Laboratory follow-up of HIV patients in resource-limited settings requires appropriate instruments for CD4 T cell enumeration. In this study, we evaluated the application of a simplified, mobile and robust flow cytometry system, the Apogee Auto 40 analyzer (Auto40) using thermoresistant reagents, for CD4 T cell enumeration. We measured the absolute CD4 counts in fresh whole blood samples from 170 Senegalese subjects, including 129 HIV-positive (HIV+) patients and 41 HIV-negative (HIV-) controls. Based on volumetric primary CD4 gating, cells were stained with commercially available reagents (Easy MoAb CD4;Bio-D, Valenzano, Italy) and analyzed on the Auto40. The results were compared with those from the FACSCount system (Becton Dickinson, San Jose, USA). Repeatability analysis was performed on duplicate testing of 49 samples on both FACSCount and Auto40. The intra-run precision was measured by 10 replicates using 3 clinical blood samples with low, intermediate and high CD4 concentrations.
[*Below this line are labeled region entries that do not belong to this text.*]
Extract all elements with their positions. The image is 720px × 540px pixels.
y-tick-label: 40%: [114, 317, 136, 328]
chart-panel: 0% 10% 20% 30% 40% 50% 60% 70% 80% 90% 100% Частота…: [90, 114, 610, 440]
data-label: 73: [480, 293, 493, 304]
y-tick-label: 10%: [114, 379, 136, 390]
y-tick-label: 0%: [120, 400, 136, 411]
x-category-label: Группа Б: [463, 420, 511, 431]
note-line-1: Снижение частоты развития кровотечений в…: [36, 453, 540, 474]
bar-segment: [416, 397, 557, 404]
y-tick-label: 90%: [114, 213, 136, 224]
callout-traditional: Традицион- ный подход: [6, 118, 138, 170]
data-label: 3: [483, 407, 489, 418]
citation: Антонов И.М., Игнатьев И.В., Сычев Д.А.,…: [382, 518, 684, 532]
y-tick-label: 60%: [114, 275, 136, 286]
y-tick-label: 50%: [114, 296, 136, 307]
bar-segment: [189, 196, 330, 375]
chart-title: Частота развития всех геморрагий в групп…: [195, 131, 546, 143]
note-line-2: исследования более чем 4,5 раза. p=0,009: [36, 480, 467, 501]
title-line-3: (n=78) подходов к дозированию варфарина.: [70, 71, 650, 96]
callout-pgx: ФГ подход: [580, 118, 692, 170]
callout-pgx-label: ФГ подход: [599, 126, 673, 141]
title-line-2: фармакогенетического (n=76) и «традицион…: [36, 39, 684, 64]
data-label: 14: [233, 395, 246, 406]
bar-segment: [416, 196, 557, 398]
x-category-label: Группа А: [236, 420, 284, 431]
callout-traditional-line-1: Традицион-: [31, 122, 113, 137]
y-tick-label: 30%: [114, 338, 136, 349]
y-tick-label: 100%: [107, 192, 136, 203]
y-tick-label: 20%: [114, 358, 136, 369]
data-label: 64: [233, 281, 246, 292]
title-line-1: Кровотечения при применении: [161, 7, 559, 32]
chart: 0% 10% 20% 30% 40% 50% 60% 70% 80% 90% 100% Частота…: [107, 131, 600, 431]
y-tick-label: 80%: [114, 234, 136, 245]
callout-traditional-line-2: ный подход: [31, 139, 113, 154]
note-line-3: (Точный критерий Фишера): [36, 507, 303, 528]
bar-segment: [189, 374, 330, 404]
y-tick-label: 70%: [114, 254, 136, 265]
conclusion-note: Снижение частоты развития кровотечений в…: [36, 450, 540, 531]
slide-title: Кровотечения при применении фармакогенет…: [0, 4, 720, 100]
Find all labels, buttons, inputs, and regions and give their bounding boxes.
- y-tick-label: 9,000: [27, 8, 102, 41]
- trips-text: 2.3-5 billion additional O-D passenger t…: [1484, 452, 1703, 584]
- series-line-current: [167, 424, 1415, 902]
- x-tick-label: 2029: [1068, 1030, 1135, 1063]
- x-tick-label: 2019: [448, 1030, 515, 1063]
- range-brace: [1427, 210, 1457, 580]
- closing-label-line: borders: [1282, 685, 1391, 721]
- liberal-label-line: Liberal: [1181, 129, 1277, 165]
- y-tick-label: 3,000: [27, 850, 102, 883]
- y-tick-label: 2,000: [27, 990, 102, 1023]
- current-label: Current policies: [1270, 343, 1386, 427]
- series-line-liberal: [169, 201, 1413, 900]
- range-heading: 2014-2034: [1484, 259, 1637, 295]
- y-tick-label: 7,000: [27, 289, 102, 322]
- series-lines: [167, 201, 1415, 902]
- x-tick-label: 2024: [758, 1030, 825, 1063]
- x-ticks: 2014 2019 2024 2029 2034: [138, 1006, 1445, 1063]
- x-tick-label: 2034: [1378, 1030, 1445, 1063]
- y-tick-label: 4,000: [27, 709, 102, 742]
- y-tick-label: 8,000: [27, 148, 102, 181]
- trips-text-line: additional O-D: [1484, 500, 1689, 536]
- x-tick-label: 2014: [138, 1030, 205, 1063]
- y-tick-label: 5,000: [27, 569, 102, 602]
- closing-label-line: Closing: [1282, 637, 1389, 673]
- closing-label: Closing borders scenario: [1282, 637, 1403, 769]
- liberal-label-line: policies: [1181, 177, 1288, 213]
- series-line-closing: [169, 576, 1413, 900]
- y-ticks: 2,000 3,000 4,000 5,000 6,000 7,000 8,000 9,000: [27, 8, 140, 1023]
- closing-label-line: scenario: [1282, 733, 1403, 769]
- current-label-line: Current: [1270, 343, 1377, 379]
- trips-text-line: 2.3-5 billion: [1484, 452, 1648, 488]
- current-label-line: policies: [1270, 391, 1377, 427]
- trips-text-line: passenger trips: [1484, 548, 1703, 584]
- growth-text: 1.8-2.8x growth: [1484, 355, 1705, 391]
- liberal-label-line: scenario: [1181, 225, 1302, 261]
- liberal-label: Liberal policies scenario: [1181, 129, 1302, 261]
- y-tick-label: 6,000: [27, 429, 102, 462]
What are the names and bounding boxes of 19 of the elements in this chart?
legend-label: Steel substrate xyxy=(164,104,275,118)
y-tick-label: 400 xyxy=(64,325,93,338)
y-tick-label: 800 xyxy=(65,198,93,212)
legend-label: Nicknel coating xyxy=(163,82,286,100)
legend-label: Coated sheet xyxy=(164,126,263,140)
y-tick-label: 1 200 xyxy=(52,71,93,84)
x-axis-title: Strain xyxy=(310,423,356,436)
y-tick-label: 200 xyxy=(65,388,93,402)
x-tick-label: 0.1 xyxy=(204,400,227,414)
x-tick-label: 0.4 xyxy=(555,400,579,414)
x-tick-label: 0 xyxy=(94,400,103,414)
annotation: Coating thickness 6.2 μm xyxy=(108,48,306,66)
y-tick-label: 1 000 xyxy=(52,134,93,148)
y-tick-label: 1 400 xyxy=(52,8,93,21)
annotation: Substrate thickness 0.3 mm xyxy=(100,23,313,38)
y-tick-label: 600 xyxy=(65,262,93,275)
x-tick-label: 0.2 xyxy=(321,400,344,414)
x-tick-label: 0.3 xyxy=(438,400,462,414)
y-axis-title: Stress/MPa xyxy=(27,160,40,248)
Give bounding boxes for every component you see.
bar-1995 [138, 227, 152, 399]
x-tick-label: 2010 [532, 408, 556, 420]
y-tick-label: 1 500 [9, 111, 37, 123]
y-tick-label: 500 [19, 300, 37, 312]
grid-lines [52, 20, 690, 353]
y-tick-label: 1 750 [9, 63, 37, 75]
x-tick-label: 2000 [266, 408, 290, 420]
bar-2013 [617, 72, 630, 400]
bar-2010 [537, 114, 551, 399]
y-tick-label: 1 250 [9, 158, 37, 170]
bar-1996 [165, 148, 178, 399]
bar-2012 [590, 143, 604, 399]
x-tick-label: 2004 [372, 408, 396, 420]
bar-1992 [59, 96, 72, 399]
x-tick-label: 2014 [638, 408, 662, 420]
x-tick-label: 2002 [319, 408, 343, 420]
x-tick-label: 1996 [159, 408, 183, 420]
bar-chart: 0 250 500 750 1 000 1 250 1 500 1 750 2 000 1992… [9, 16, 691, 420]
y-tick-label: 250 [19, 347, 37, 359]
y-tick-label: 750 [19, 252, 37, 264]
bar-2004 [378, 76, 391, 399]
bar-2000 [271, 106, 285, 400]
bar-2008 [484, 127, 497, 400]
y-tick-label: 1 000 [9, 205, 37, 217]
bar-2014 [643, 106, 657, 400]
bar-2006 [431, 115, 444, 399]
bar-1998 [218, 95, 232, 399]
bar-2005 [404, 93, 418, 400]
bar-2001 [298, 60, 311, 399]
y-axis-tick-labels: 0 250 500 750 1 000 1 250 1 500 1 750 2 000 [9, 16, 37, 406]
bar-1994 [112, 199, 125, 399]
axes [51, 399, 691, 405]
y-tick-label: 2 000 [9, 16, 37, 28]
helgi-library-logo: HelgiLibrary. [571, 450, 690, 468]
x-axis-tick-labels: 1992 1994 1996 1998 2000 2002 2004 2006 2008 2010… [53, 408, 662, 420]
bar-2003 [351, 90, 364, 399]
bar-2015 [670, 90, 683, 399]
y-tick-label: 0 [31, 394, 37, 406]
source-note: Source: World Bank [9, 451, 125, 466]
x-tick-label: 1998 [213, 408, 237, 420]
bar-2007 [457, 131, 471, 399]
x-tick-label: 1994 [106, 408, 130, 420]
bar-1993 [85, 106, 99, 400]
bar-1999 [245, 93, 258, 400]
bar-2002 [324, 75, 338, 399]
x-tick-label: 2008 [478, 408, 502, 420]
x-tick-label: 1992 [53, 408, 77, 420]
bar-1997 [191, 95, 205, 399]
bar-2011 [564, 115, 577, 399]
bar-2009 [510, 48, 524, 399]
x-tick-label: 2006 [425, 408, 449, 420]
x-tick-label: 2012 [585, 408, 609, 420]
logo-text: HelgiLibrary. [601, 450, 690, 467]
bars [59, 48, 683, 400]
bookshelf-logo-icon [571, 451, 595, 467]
The results from the two instruments were in good agreement. The percent similarity between the results of both instruments was 99%±relative standard deviation of 12.7%. The concordance correlation coefficient was 0.99. The absolute bias and limits of agreement (LOA) between the two instruments, calculated by Bland-Altman analysis, were clinically acceptable (bias: +4 cells/μl; LOA: -111 to +120 cells/μl). The clinical agreement between the two instruments at a cutoff of 200 CD4 cells/μl was 94%. The repeatability of measurements on the Auto40 was also similar to that observed with FACSCount system (bias +0.1 cells/μl, coefficient of variation 2.5% vs bias -1.1cells/μl, coefficient of variation 2.9% respectively). In conclusion, our results indicate that the Auto 40 system, using thermoresistant reagents, is suitable for CD4 T cell enumeration and will be a helpful tool to improve HIV laboratory monitoring in resource-limited settings.
在资源有限的环境中,对 HIV 患者进行实验室随访需要使用适当的 CD4 T 细胞计数仪器。在这项研究中,我们评估了使用一种简化的、移动的和强大的流式细胞仪系统——Apogee Auto 40 分析仪(Auto40),该系统使用耐热试剂,对 CD4 T 细胞进行计数。我们测量了 170 名塞内加尔受试者新鲜全血样本中的绝对 CD4 计数,其中包括 129 名 HIV 阳性(HIV+)患者和 41 名 HIV 阴性(HIV-)对照。基于体积初级 CD4 门控,使用商业上可获得的试剂(Easy MoAb CD4;Bio-D,瓦伦扎诺,意大利)对细胞进行染色,并在 Auto40 上进行分析。结果与 FACSCount 系统(Becton Dickinson,圣何塞,美国)的结果进行了比较。对 FACSCount 和 Auto40 上 49 个样本的重复测试进行了重复性分析。通过使用 3 个具有低、中和高 CD4 浓度的临床血液样本进行 10 次重复测量,评估了运行内精度。两种仪器的结果具有良好的一致性。两种仪器结果的相似度为 99%±相对标准偏差为 12.7%。一致性相关系数为 0.99。通过 Bland-Altman 分析计算的两种仪器之间的绝对偏差和(LOA)界限是可接受的(偏差:+4 个/μl;LOA:-111 至+120 个/μl)。两种仪器在 200 个 CD4 细胞/μl 截止值下的临床一致性为 94%。Auto40 上的测量重复性也与 FACSCount 系统相似(偏差+0.1 个/μl,变异系数为 2.5%;偏差-1.1 个/μl,变异系数为 2.9%)。总之,我们的结果表明,使用耐热试剂的 Auto 40 系统适用于 CD4 T 细胞计数,将成为改善资源有限环境中 HIV 实验室监测的有用工具。